Busfield completes charity Kilimanjaro climb

Last week, Leeds Rhinos Foundation’s Head of Partnerships and Development, Dan Busfield, completed a momentous challenge when he reached the summit of Mount Kilimanjaro.

Busfield, who set himself the challenge to mark his 40th birthday and raise vital funds for Leeds Rhinos Foundation, reached the top of Africa’s tallest peak on Saturday after a gruelling climb that lasted almost six days.

Along with a team of walkers, as well as numerous guides and porters, Busfield climbed for up to 12 hours a day in some treacherous conditions to reach the summit of the 19,341ft mountain. Now safely back in Leeds, he says that the sense of immense achievement is finally beginning to set in.

“I’m glad to be back if I’m honest; it was pretty tough. There were some experienced climbers who had done Everest base camp and even they said that this was by far the toughest thing they’d done.

“You’re going at a slow pace due to the altitude and we all went through a bit of suffering from altitude sickness at some point. The conditions going up were incredibly tough with rain and snow and at the summit itself the temperature dropped to -17 degrees.

“Looking back now, as it sinks in, it was a great experience. I’m immensely proud of myself because I pushed myself to the limit, not just physically, but also mentally- that was the hardest part to get through.

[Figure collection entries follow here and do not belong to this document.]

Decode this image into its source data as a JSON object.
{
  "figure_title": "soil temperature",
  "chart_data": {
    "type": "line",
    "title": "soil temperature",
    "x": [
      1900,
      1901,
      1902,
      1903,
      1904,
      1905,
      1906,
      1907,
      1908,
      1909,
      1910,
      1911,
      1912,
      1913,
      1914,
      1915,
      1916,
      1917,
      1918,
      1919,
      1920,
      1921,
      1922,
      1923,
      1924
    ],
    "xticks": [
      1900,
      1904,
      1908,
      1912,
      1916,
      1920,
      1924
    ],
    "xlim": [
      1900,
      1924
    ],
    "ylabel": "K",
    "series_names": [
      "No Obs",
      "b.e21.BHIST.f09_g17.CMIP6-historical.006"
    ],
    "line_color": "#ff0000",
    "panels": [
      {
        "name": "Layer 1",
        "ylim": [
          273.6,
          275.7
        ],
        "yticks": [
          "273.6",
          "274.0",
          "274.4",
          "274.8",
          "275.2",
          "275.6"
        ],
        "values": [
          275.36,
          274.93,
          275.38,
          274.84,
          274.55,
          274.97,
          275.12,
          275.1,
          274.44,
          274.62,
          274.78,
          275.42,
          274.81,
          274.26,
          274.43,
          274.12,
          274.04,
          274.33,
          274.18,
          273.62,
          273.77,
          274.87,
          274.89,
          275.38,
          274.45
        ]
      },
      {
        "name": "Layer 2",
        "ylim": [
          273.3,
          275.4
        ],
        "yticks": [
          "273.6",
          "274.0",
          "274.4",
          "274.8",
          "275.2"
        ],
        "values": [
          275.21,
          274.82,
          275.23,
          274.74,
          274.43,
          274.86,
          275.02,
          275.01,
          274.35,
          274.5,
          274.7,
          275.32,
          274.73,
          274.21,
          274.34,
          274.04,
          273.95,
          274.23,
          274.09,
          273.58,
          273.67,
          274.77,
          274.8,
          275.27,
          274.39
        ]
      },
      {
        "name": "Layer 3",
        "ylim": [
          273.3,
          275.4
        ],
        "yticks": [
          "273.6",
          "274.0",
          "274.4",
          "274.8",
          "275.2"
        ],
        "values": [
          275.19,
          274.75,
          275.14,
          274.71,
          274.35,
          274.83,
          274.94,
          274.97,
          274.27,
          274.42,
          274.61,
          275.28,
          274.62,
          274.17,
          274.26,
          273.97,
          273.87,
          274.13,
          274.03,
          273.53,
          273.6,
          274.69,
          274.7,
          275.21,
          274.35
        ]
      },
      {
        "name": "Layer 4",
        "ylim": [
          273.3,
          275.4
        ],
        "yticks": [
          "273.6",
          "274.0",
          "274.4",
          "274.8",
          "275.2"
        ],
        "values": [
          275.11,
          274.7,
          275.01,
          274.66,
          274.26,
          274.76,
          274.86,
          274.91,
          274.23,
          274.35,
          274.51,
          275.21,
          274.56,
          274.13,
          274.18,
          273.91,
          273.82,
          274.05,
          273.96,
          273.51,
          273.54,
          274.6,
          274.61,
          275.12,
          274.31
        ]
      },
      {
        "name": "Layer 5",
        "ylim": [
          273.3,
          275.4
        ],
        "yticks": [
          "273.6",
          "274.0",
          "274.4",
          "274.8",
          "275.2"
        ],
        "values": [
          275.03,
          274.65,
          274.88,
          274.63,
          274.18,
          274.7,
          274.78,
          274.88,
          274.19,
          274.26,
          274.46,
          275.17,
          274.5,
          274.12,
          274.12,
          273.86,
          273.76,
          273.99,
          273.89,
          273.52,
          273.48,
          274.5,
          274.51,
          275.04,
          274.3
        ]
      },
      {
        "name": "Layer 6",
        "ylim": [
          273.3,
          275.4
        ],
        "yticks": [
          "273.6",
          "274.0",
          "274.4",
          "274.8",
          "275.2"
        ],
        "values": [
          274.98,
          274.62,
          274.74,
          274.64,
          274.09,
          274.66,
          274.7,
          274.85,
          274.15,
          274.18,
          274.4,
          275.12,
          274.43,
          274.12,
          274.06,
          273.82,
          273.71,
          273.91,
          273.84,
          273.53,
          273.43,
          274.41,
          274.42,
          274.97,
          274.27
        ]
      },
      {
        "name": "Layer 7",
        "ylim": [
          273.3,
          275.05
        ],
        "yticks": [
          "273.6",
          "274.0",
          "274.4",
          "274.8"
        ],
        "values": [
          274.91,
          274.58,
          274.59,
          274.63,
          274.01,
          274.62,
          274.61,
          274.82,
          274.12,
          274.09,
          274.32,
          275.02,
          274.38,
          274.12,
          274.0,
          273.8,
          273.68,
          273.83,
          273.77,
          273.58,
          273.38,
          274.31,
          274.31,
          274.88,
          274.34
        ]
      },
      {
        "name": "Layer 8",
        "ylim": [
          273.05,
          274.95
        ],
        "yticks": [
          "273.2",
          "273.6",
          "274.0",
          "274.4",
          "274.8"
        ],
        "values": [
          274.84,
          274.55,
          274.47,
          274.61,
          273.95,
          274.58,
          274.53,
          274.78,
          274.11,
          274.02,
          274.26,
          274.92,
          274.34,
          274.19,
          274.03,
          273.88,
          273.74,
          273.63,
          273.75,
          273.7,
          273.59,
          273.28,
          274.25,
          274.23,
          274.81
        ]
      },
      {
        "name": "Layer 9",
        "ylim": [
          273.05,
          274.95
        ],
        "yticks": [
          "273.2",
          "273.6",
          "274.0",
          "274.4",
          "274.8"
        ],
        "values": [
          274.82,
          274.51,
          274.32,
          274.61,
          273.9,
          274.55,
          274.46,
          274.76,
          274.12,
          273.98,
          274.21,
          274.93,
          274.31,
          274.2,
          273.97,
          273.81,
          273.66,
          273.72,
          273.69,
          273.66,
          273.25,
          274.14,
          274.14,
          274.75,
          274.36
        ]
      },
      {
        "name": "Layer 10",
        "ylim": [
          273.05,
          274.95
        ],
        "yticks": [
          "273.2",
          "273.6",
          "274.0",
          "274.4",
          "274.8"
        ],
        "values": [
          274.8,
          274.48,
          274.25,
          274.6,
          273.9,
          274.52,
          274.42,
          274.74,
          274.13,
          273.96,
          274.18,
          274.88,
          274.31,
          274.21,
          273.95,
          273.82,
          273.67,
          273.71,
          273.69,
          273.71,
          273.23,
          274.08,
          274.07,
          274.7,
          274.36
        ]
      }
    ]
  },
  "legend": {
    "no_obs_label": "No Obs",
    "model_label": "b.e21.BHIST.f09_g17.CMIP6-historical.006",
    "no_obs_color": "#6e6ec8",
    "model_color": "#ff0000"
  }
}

“All I could think about was finishing it because I didn’t want to let anybody down; whether it was my family or people that sponsored me. I guess when I reached the summit it was more relief that I’d got there and completed the mission.”

Ahead of the climb, Busfield had been invited by Leeds Rhinos Foundation’s partners Leeds Beckett University to complete some high-altitude training and take on some expert advice on how to tackle the mountain effectively.

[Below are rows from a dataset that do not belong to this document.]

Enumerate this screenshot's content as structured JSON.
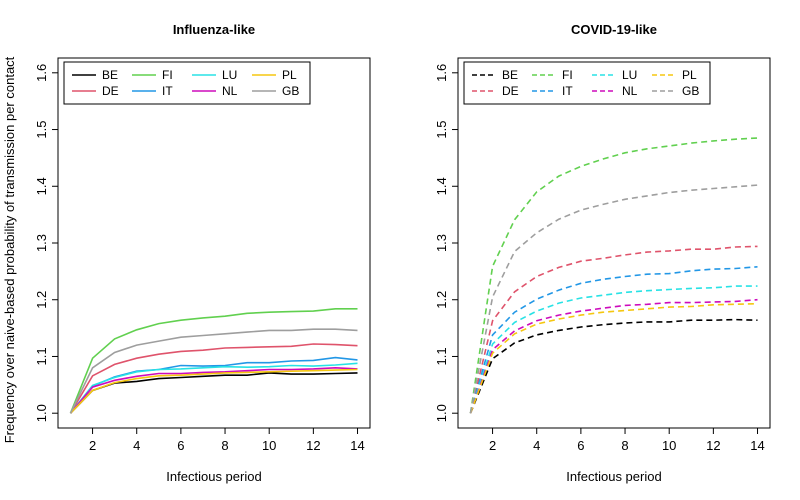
{
  "chart_data": [
    {
      "type": "line",
      "title": "Influenza-like",
      "xlabel": "Infectious period",
      "ylabel": "Frequency over naive-based probability of transmission per contact",
      "xlim": [
        1,
        14
      ],
      "ylim": [
        1.0,
        1.6
      ],
      "xticks": [
        2,
        4,
        6,
        8,
        10,
        12,
        14
      ],
      "yticks": [
        1.0,
        1.1,
        1.2,
        1.3,
        1.4,
        1.5,
        1.6
      ],
      "line_style": "solid",
      "legend": "top-left",
      "x": [
        1,
        2,
        3,
        4,
        5,
        6,
        7,
        8,
        9,
        10,
        11,
        12,
        13,
        14
      ],
      "series": [
        {
          "name": "BE",
          "color": "#000000",
          "values": [
            1.0,
            1.04,
            1.053,
            1.056,
            1.061,
            1.063,
            1.065,
            1.067,
            1.067,
            1.071,
            1.069,
            1.069,
            1.07,
            1.071
          ]
        },
        {
          "name": "DE",
          "color": "#DF536B",
          "values": [
            1.0,
            1.066,
            1.086,
            1.097,
            1.104,
            1.109,
            1.111,
            1.115,
            1.116,
            1.117,
            1.118,
            1.122,
            1.121,
            1.119
          ]
        },
        {
          "name": "FI",
          "color": "#61D04F",
          "values": [
            1.0,
            1.097,
            1.131,
            1.147,
            1.158,
            1.164,
            1.168,
            1.171,
            1.176,
            1.178,
            1.179,
            1.18,
            1.184,
            1.184
          ]
        },
        {
          "name": "IT",
          "color": "#2297E6",
          "values": [
            1.0,
            1.048,
            1.064,
            1.074,
            1.077,
            1.084,
            1.083,
            1.084,
            1.089,
            1.089,
            1.092,
            1.093,
            1.098,
            1.094
          ]
        },
        {
          "name": "LU",
          "color": "#28E2E5",
          "values": [
            1.0,
            1.049,
            1.063,
            1.073,
            1.077,
            1.078,
            1.08,
            1.082,
            1.081,
            1.082,
            1.084,
            1.083,
            1.085,
            1.088
          ]
        },
        {
          "name": "NL",
          "color": "#CD0BBC",
          "values": [
            1.0,
            1.046,
            1.058,
            1.065,
            1.07,
            1.07,
            1.072,
            1.073,
            1.075,
            1.077,
            1.077,
            1.078,
            1.08,
            1.078
          ]
        },
        {
          "name": "PL",
          "color": "#F5C710",
          "values": [
            1.0,
            1.04,
            1.054,
            1.061,
            1.066,
            1.067,
            1.069,
            1.071,
            1.072,
            1.073,
            1.074,
            1.075,
            1.076,
            1.077
          ]
        },
        {
          "name": "GB",
          "color": "#9E9E9E",
          "values": [
            1.0,
            1.08,
            1.107,
            1.12,
            1.127,
            1.134,
            1.137,
            1.14,
            1.143,
            1.146,
            1.146,
            1.148,
            1.148,
            1.146
          ]
        }
      ]
    },
    {
      "type": "line",
      "title": "COVID-19-like",
      "xlabel": "Infectious period",
      "ylabel": "",
      "xlim": [
        1,
        14
      ],
      "ylim": [
        1.0,
        1.6
      ],
      "xticks": [
        2,
        4,
        6,
        8,
        10,
        12,
        14
      ],
      "yticks": [
        1.0,
        1.1,
        1.2,
        1.3,
        1.4,
        1.5,
        1.6
      ],
      "line_style": "dashed",
      "legend": "top-left",
      "x": [
        1,
        2,
        3,
        4,
        5,
        6,
        7,
        8,
        9,
        10,
        11,
        12,
        13,
        14
      ],
      "series": [
        {
          "name": "BE",
          "color": "#000000",
          "values": [
            1.0,
            1.096,
            1.124,
            1.138,
            1.146,
            1.152,
            1.156,
            1.159,
            1.161,
            1.161,
            1.164,
            1.164,
            1.165,
            1.164
          ]
        },
        {
          "name": "DE",
          "color": "#DF536B",
          "values": [
            1.0,
            1.163,
            1.214,
            1.241,
            1.257,
            1.268,
            1.273,
            1.279,
            1.284,
            1.286,
            1.289,
            1.289,
            1.293,
            1.294
          ]
        },
        {
          "name": "FI",
          "color": "#61D04F",
          "values": [
            1.0,
            1.259,
            1.341,
            1.39,
            1.418,
            1.435,
            1.448,
            1.459,
            1.466,
            1.471,
            1.476,
            1.48,
            1.483,
            1.485
          ]
        },
        {
          "name": "IT",
          "color": "#2297E6",
          "values": [
            1.0,
            1.138,
            1.178,
            1.201,
            1.217,
            1.229,
            1.236,
            1.241,
            1.245,
            1.246,
            1.251,
            1.254,
            1.255,
            1.258
          ]
        },
        {
          "name": "LU",
          "color": "#28E2E5",
          "values": [
            1.0,
            1.122,
            1.16,
            1.18,
            1.194,
            1.203,
            1.208,
            1.213,
            1.216,
            1.218,
            1.22,
            1.221,
            1.224,
            1.224
          ]
        },
        {
          "name": "NL",
          "color": "#CD0BBC",
          "values": [
            1.0,
            1.112,
            1.145,
            1.163,
            1.173,
            1.18,
            1.185,
            1.19,
            1.192,
            1.195,
            1.195,
            1.196,
            1.197,
            1.2
          ]
        },
        {
          "name": "PL",
          "color": "#F5C710",
          "values": [
            1.0,
            1.106,
            1.14,
            1.157,
            1.166,
            1.173,
            1.178,
            1.181,
            1.184,
            1.187,
            1.188,
            1.191,
            1.192,
            1.193
          ]
        },
        {
          "name": "GB",
          "color": "#9E9E9E",
          "values": [
            1.0,
            1.205,
            1.285,
            1.318,
            1.342,
            1.358,
            1.368,
            1.377,
            1.383,
            1.389,
            1.393,
            1.396,
            1.399,
            1.402
          ]
        }
      ]
    }
  ]
}
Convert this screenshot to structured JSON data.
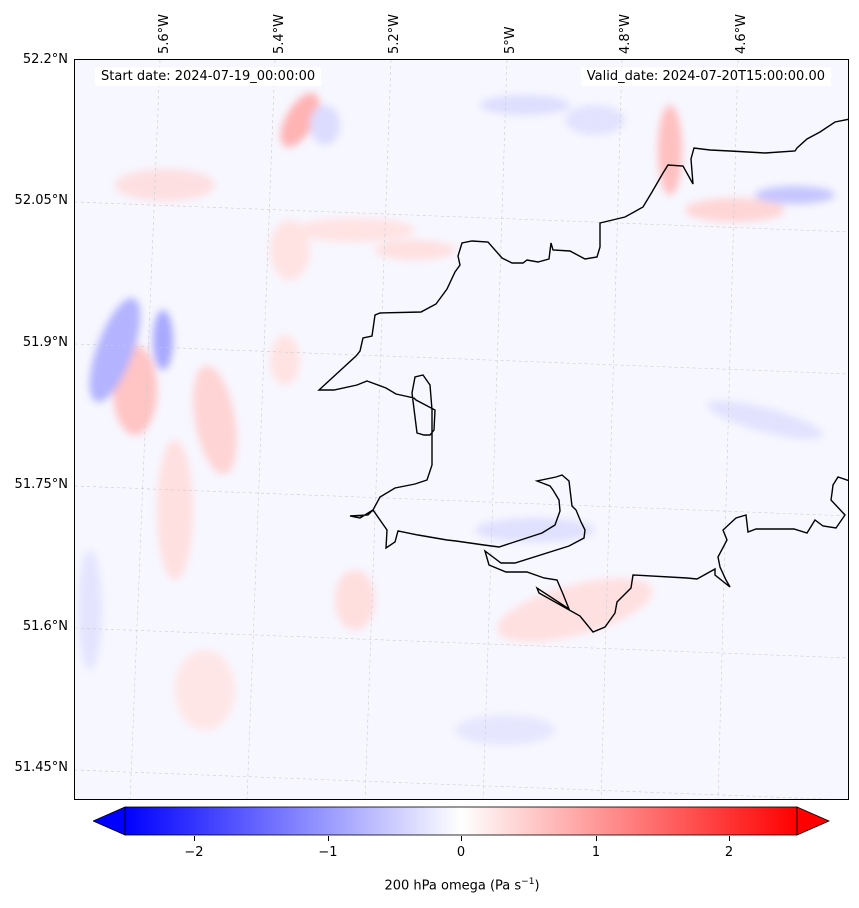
{
  "map": {
    "start_date": "Start date: 2024-07-19_00:00:00",
    "valid_date": "Valid_date: 2024-07-20T15:00:00.00",
    "lon_labels": [
      "5.6°W",
      "5.4°W",
      "5.2°W",
      "5°W",
      "4.8°W",
      "4.6°W"
    ],
    "lat_labels": [
      "52.2°N",
      "52.05°N",
      "51.9°N",
      "51.75°N",
      "51.6°N",
      "51.45°N"
    ],
    "colors": {
      "negative": "#0000ff",
      "neutral": "#ffffff",
      "positive": "#ff0000",
      "coastline": "#000000"
    }
  },
  "colorbar": {
    "ticks": [
      "−2",
      "−1",
      "0",
      "1",
      "2"
    ],
    "label": "200 hPa omega (Pa s",
    "label_sup": "−1",
    "label_end": ")",
    "range": [
      -2.5,
      2.5
    ]
  }
}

Having now experienced the conditions on Kilimanjaro, he says that without the training it could have been a totally different experience.

“Without a doubt, the altitude training helped me massively and I can’t thank Peter Mackreth and Dr Mark Cooke at Leeds Beckett University enough for helping me to understand what I would feel like up there.

“I do think that had a major impact for myself mentally, as it wasn’t as much as a shock to my system as maybe for some other people. In terms of the psychological effect that then had, you can see it affecting some of our team a lot more than others.

“The loss of appetite and lack of sleep does chip away at you, but I was so focused on doing it and because I prepared properly I managed to stay quite positive and certain in my own mind that I’d complete it.

“Thankfully were some great people with me and the support we received was unbelievable. I think we had 50 people looking after us, right from chefs to porters, to the guides and leaders, so it was really well organised by Exodus.

“It was quite emotional when we finally reached the top and there were a few tears amongst the group, but we had to be really quick after the photos because the weather was coming in and some people were badly suffering from altitude sickness and general exhaustion. I didn’t have a long time to take it all in, but the memory of standing at the summit will stay with me forever.”

Donations for the climb have now surpassed the £6,000 mark, with Busfield keen to thank everyone who has shown their support, both for himself and Leeds Rhinos Foundation, who will receive all of the proceeds.

“I’ve had a really positive reaction and I’m so thankful to everyone who has sponsored me so far,” said Busfield.

“My sponsorship page will stay open, so it would be great if people could spare what they can for a charity that makes a real difference in the community by changing lives through sport.”